The Web is continuously transforming society---shaping communications, catalyzing innovations, even shaping thought processes. Over the past two decades, the role of the Web has shifted from information retrieval (Web 1.0) to providing a platform for interactive and engaging user experiences (Web 2.0). The Web is once again entering a new age, transcending user engagement to provide intelligent services that integrate multiple devices together (Web 3.0). The key driving force behind the Web's evolution is the ubiquity of mobile/embedded devices---undoubtedly today's most pervasive personal computing platform. The major challenge is mobile and embedded devices’ tight battery budget and performance constraints, which severely limits the sustained performance and operation time of the devices that are running the mobile web stack, and as a direct result, functionality can become severely limited.
Watt Wise Web
1990
HTML
The inception of world wide web.
1996
JAVASCRIPT
For the first time the Web became dynamic.
2008
SMARTPHONE
Mobile Web takes control as mobile devices surged.
2012
RESPONSIVENESS
Responsiveness became the first-class design consideration of mobile Web.
2016
WATT-WISE WEB
Energy-efficiency became the key to the success of mobile Web
2019
WEB OF THINGS
We are in the era when the Web is no longer only about software, it has entered the era of "Things."

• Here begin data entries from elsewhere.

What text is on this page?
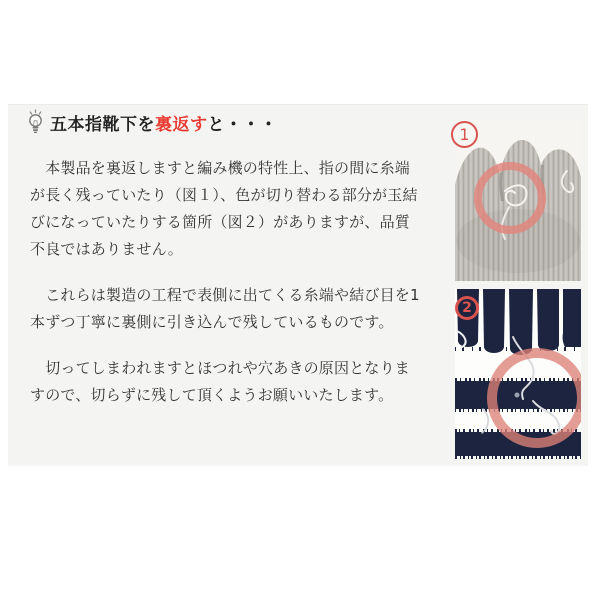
五本指靴下を裏返すと・・・

　本製品を裏返しますと編み機の特性上、指の間に糸端が長く残っていたり（図１）、色が切り替わる部分が玉結びになっていたりする箇所（図２）がありますが、品質不良ではありません。

　これらは製造の工程で表側に出てくる糸端や結び目を1本ずつ丁寧に裏側に引き込んで残しているものです。

　切ってしまわれますとほつれや穴あきの原因となりますので、切らずに残して頂くようお願いいたします。

1
2
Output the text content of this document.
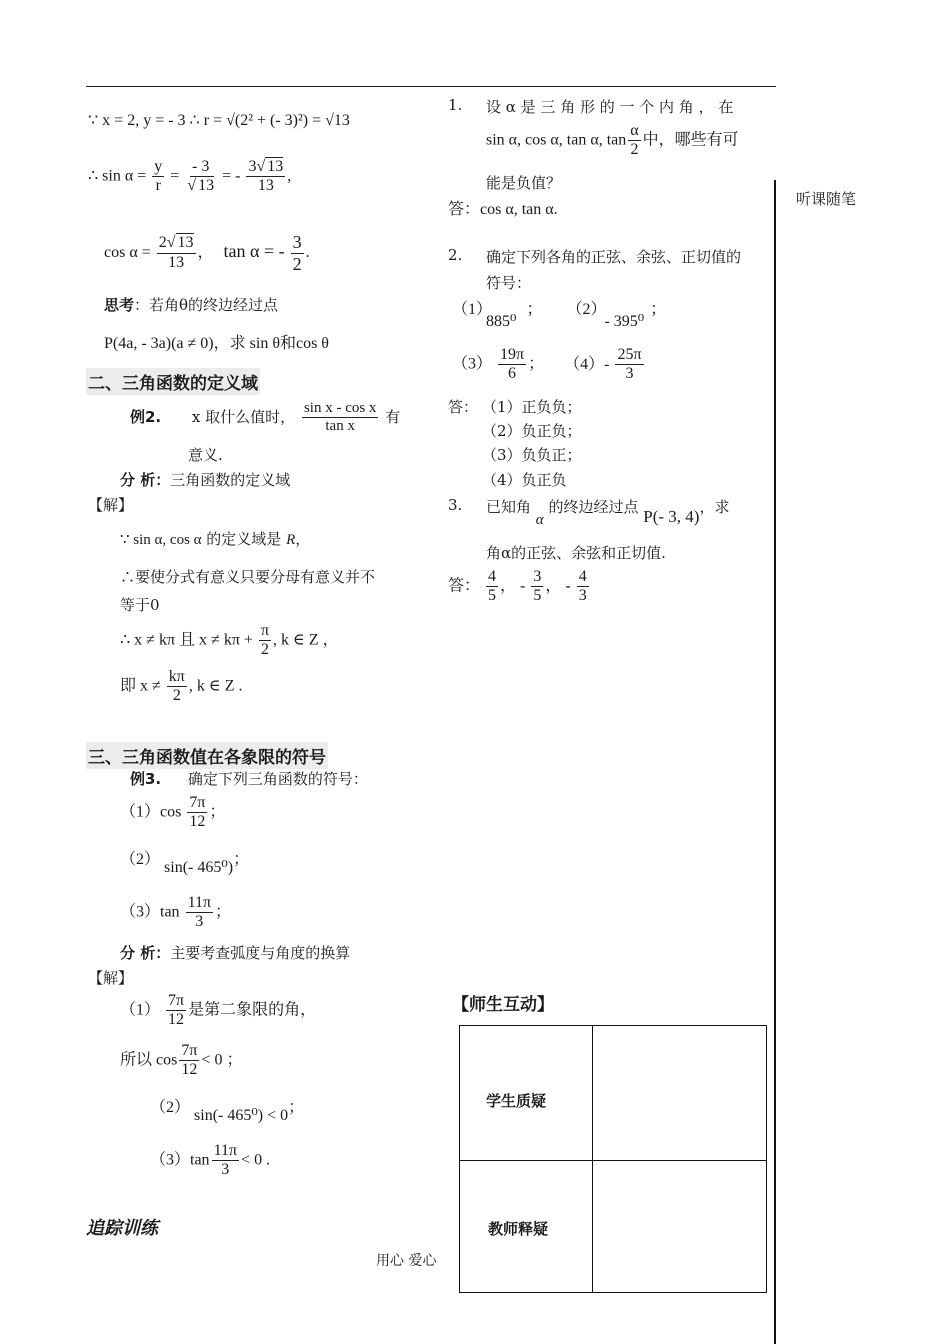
听课随笔
∵ x = 2, y = - 3 ∴ r = √(2² + (- 3)²) = √13
∴ $\sin \alpha = \frac{y}{r} = \frac{- 3}{√ 13}$ = - $\frac{3√ 13}{13}$ ,
$\cos \alpha = \frac{2√ 13}{13}$ ， tan α = - $\frac{3}{2}$ .
思考：若角θ的终边经过点
P(4a, - 3a)(a ≠ 0)，求 sin θ和cos θ
二、三角函数的定义域
例2. x 取什么值时， $\frac{\text{sin x - cos x}}{\text{tan x}}$ 有
意义.
分 析：三角函数的定义域
【解】
∵ sin α, cos α 的定义域是 R，
∴要使分式有意义只要分母有意义并不
等于0
∴ x ≠ kπ 且 $x \ne k\pi + \frac{\pi}{2}$ , k ∈ Z ，
即 $x \ne \frac{k\pi}{2}$ , k ∈ Z .
三、三角函数值在各象限的符号
例3. 确定下列三角函数的符号：
$(1)\cos \frac{7\pi}{12}$ ；
（2） sin(- 465⁰)；
$(3)\tan \frac{11\pi}{3}$ ；
分 析：主要考查弧度与角度的换算
【解】
$(1) \frac{7\pi}{12}$ 是第二象限的角，
所以 $\cos \frac{7\pi}{12} < 0$ ；
（2） sin(- 465⁰) < 0；
$(3)\tan \frac{11\pi}{3} < 0$ .
追踪训练
用心 爱心
1. 设 α 是 三 角 形 的 一 个 内 角 ， 在
sin α, cos α, tan α, $\tan \frac{\alpha}{2}$ 中，哪些有可
能是负值？
答：cos α, tan α.
2. 确定下列各角的正弦、余弦、正切值的
符号：
（1） 885⁰； （2） - 395⁰；
$(3) \frac{19\pi}{6}$ ； $(4)- \frac{25\pi}{3}$
答： （1）正负负；
（2）负正负；
（3）负负正；
（4）负正负
3. 已知角 α 的终边经过点 P(- 3, 4)，求
角α的正弦、余弦和正切值.
答： $\frac{4}{5}$ ， - $\frac{3}{5}$ ， - $\frac{4}{3}$
【师生互动】
学生质疑
教师释疑
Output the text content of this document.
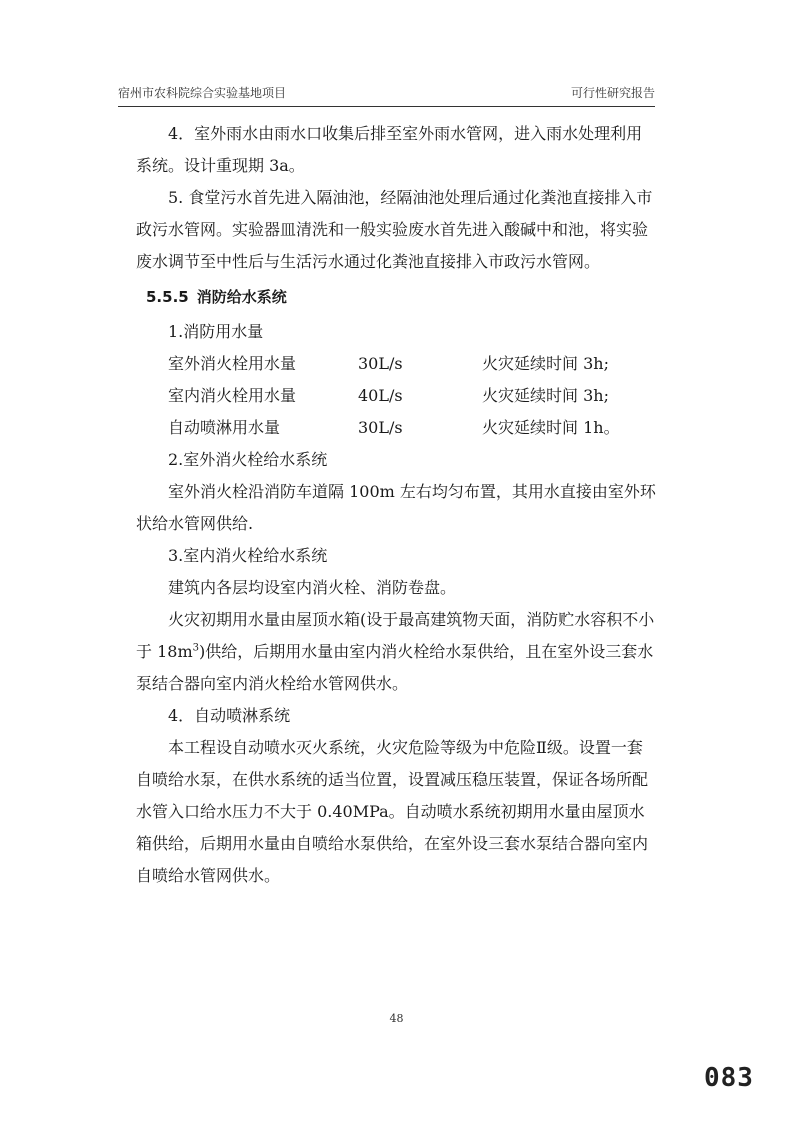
宿州市农科院综合实验基地项目	可行性研究报告

4．室外雨水由雨水口收集后排至室外雨水管网，进入雨水处理利用系统。设计重现期 3a。

5. 食堂污水首先进入隔油池，经隔油池处理后通过化粪池直接排入市政污水管网。实验器皿清洗和一般实验废水首先进入酸碱中和池，将实验废水调节至中性后与生活污水通过化粪池直接排入市政污水管网。

5.5.5 消防给水系统

1.消防用水量

室外消火栓用水量	30L/s	火灾延续时间 3h;
室内消火栓用水量	40L/s	火灾延续时间 3h;
自动喷淋用水量	30L/s	火灾延续时间 1h。

2.室外消火栓给水系统

室外消火栓沿消防车道隔 100m 左右均匀布置，其用水直接由室外环状给水管网供给.

3.室内消火栓给水系统

建筑内各层均设室内消火栓、消防卷盘。

火灾初期用水量由屋顶水箱(设于最高建筑物天面，消防贮水容积不小于 $18m^3$)供给，后期用水量由室内消火栓给水泵供给，且在室外设三套水泵结合器向室内消火栓给水管网供水。

4．自动喷淋系统

本工程设自动喷水灭火系统，火灾危险等级为中危险Ⅱ级。设置一套自喷给水泵，在供水系统的适当位置，设置减压稳压装置，保证各场所配水管入口给水压力不大于 0.40MPa。自动喷水系统初期用水量由屋顶水箱供给，后期用水量由自喷给水泵供给，在室外设三套水泵结合器向室内自喷给水管网供水。

48
083
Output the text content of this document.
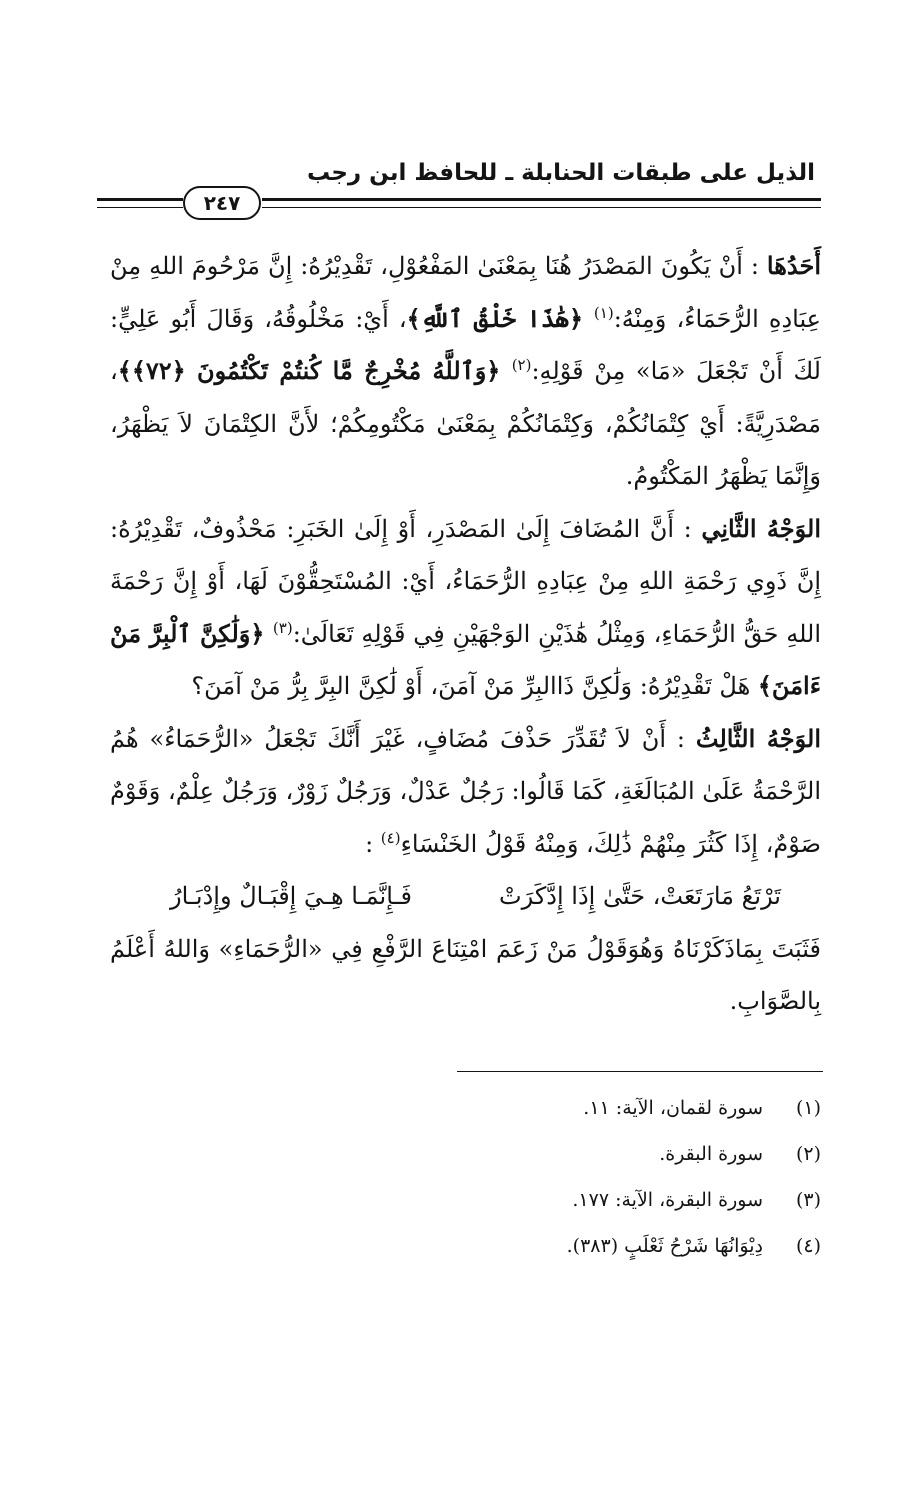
الذيل على طبقات الحنابلة ـ للحافظ ابن رجب
٢٤٧

أَحَدُهَا : أَنْ يَكُونَ المَصْدَرُ هُنَا بِمَعْنَىٰ المَفْعُوْلِ، تَقْدِيْرُهُ: إِنَّ مَرْحُومَ اللهِ مِنْ عِبَادِهِ الرُّحَمَاءُ، وَمِنْهُ:$^{(١)}$ ﴿هَٰذَا خَلْقُ ٱللَّهِ﴾، أَيْ: مَخْلُوقُهُ، وَقَالَ أَبُو عَلِيٍّ: لَكَ أَنْ تَجْعَلَ «مَا» مِنْ قَوْلِهِ:$^{(٢)}$ ﴿وَٱللَّهُ مُخْرِجٌ مَّا كُنتُمْ تَكْتُمُونَ ﴿٧٢﴾﴾، مَصْدَرِيَّةً: أَيْ كِتْمَانُكُمْ، وَكِتْمَانُكُمْ بِمَعْنَىٰ مَكْتُومِكُمْ؛ لأَنَّ الكِتْمَانَ لاَ يَظْهَرُ، وَإِنَّمَا يَظْهَرُ المَكْتُومُ.

الوَجْهُ الثَّانِي : أَنَّ المُضَافَ إِلَىٰ المَصْدَرِ، أَوْ إِلَىٰ الخَبَرِ: مَحْذُوفٌ، تَقْدِيْرُهُ: إِنَّ ذَوِي رَحْمَةِ اللهِ مِنْ عِبَادِهِ الرُّحَمَاءُ، أَيْ: المُسْتَحِقُّوْنَ لَهَا، أَوْ إِنَّ رَحْمَةَ اللهِ حَقُّ الرُّحَمَاءِ، وَمِثْلُ هَٰذَيْنِ الوَجْهَيْنِ فِي قَوْلِهِ تَعَالَىٰ:$^{(٣)}$ ﴿وَلَٰكِنَّ ٱلْبِرَّ مَنْ ءَامَنَ﴾ هَلْ تَقْدِيْرُهُ: وَلَٰكِنَّ ذَاالبِرِّ مَنْ آمَنَ، أَوْ لَٰكِنَّ البِرَّ بِرُّ مَنْ آمَنَ؟

الوَجْهُ الثَّالِثُ : أَنْ لاَ تُقَدِّرَ حَذْفَ مُضَافٍ، غَيْرَ أَنَّكَ تَجْعَلُ «الرُّحَمَاءُ» هُمُ الرَّحْمَةُ عَلَىٰ المُبَالَغَةِ، كَمَا قَالُوا: رَجُلٌ عَدْلٌ، وَرَجُلٌ زَوْرٌ، وَرَجُلٌ عِلْمٌ، وَقَوْمٌ صَوْمٌ، إِذَا كَثُرَ مِنْهُمْ ذَٰلِكَ، وَمِنْهُ قَوْلُ الخَنْسَاءِ$^{(٤)}$ :

تَرْتَعُ مَارَتَعَتْ، حَتَّىٰ إِذَا إِدَّكَرَتْ
فَـإِنَّمَـا هِـيَ إِقْبَـالٌ وإِدْبَـارُ

فَثَبَتَ بِمَاذَكَرْنَاهُ وَهُوَقَوْلُ مَنْ زَعَمَ امْتِنَاعَ الرَّفْعِ فِي «الرُّحَمَاءِ» وَاللهُ أَعْلَمُ بِالصَّوَابِ.

(١)
سورة لقمان، الآية: ١١.
(٢)
سورة البقرة.
(٣)
سورة البقرة، الآية: ١٧٧.
(٤)
دِيْوَانُهَا شَرْحُ ثَعْلَبٍ (٣٨٣).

Our research mission is to build an energy-efficient and high-performance web computing substrate, which spans across the hardware and software layers. At the hardware layer, we are interested in architectural support to improve the performance of web technologies in the face of severe energy constraints. At the software layer, we are interested in building intelligent runtimes and programming languages that can enable the web computations to be more easily expressed and computed upon for both ease of programmability and efficiency.